Vampire aus aller Welt versammeln sich in New Orleans, wo der große Vampir Lestat leblos in einer Kapelle liegt. Tot oder nur im Koma? Während der junge, attraktive Armand noch darüber spekuliert, wird er aufgefordert, aus seiner Vergangenheit zu erzählen. Dies ist der Auftakt zu einer langen, schmerzvollen Lebensgeschichte. Sie beginnt im 16. Jahrhundert in dem von Mongolen beherrschten Kiew und führt über Konstantinopel ins Venedig der Renaissance, wo Armand von einem venezianischen Künstler aus der Leibeigenschaft freigekauft wird. Bei dem Venezianer, hinter dem sich der mächtige Vampir Marius verbirgt, gerät der einst gottesfürchtige Armand in einen Sog aus Erotik und Leidenschaft. Ins Straucheln kommt er jedoch erst, nachdem ihm Marius die Unsterblichkeit verliehen hat. Armand gibt sich bösen Mächten hin und dient in seiner Verblendung schließlich dem skrupellosen Anführer eines Ordens der Teufelsjünger. Armand ist hin- und hergerissen zwischen dem Glauben an das Gute und der Hinwendung zum Satan. So erstrecken sich seine Abenteuer über das Paris des 16. Jahrhunderts bis ins heutige New Orleans. Dort muss er sich endgültig entscheiden: für die Unsterblichkeit des Fleisches oder die Rettung seiner Seele.

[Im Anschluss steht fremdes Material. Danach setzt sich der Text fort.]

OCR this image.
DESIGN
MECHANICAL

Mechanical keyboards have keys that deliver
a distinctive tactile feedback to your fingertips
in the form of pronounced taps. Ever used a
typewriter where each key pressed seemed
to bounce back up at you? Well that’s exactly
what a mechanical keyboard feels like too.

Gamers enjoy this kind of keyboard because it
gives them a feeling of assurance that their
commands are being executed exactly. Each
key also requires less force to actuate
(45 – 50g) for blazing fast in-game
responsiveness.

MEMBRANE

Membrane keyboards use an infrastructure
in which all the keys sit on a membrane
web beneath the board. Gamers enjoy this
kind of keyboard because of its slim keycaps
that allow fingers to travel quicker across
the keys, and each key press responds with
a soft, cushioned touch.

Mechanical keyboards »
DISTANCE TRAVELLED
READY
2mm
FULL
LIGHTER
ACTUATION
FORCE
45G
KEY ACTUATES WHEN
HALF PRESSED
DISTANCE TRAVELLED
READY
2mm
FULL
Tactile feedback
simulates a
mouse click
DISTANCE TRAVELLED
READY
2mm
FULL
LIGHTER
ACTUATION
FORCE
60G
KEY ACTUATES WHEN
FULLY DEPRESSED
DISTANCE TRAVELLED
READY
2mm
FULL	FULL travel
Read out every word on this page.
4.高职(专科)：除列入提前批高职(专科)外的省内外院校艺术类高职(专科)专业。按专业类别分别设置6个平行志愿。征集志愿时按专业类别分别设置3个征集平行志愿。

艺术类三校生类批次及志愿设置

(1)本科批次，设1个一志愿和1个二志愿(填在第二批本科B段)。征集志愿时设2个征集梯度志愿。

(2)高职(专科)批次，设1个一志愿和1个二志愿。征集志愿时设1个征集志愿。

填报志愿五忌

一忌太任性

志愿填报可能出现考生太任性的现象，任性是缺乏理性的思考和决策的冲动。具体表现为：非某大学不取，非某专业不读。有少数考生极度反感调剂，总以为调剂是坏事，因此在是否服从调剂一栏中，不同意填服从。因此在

Armand der Vampir (The Vampire Armand) ist ein weiterer, mitreißender Band aus der Chronik der Vampire. Erneut führt Anne Rice den Leser in die Welt der Vampire mit all ihren Schattenseiten und erneut gelingt es ihr, die Faszination an dieser Welt aufrecht zu erhalten. Wie schon in ihren vorigen Büchern, ist es auch dieses Mal die Hauptperson die ihre Lebensgeschichte in der Ich-Form diktiert. Gerade diese Erzählform ist es, die den Leser immer wieder mitreisst, ihn mit dem „Feind des Menschen“ mitfühlen und das Geschehen sogar möglich erscheinen lässt. Von dem klischeehaften Bild eines blutrünstigen, gefühllosen Monsters bleibt nichts mehr übrig, wenn man die vielschichtigen und teilweise beinahe menschlichen Vampire kennen gelernt hat. Wieder einmal geht es Anne Rice nicht nur um die Darstellung eines Vampirs, sondern auch um Ethik, Moral, Glauben und Wertvorstellungen. Der Leser, der das teilweise recht anspruchsvolle Buch mit all seinen Hintergründen erfasst hat, wird sich bestimmt noch eine Weile mit einigen Äußerungen beschäftigen, darüber nachdenken und vielleicht sogar zu der ein oder anderen neuen Erkenntnis kommen. Armand, der Vampir steht den bisherigen Romanen der Vampirchroniken um nichts nach und wer schon von den vorigen Bänden begeistert war, wird auch dieses Mal nicht enttäuscht werden. Den Neulingen unter den Lesern würde ich das Buch ebenso empfehlen, doch zum besseren Verständnis einiger Passagen bietet es sich vielleicht an, vorher die Romane „Nachtmahr“ (The tale of the body thief) und „Memnoch der Teufel“ (Memnoch the Devil) zu lesen. Ferner ebenso „Interview mit einem Vampir“ (Interview with the Vampire), „Der Fürst der Finsternis“ (The Vampire Lestat) und „Königin der Verdammten“ (Queen of the Damn), diese enthalten jedoch hauptsächlich nur zusätzliche Informationen. Insgesamt gilt: Wer mit einer niveauvollen Geschichte über das vollkommen neu beschriebene Wesen Vampir etwas anfangen kann, der findet in „Armand, der Vampir“ genau das richtige Buch und wer einmal Blut geleckt hat, der legt es so schnell nicht wieder aus der Hand.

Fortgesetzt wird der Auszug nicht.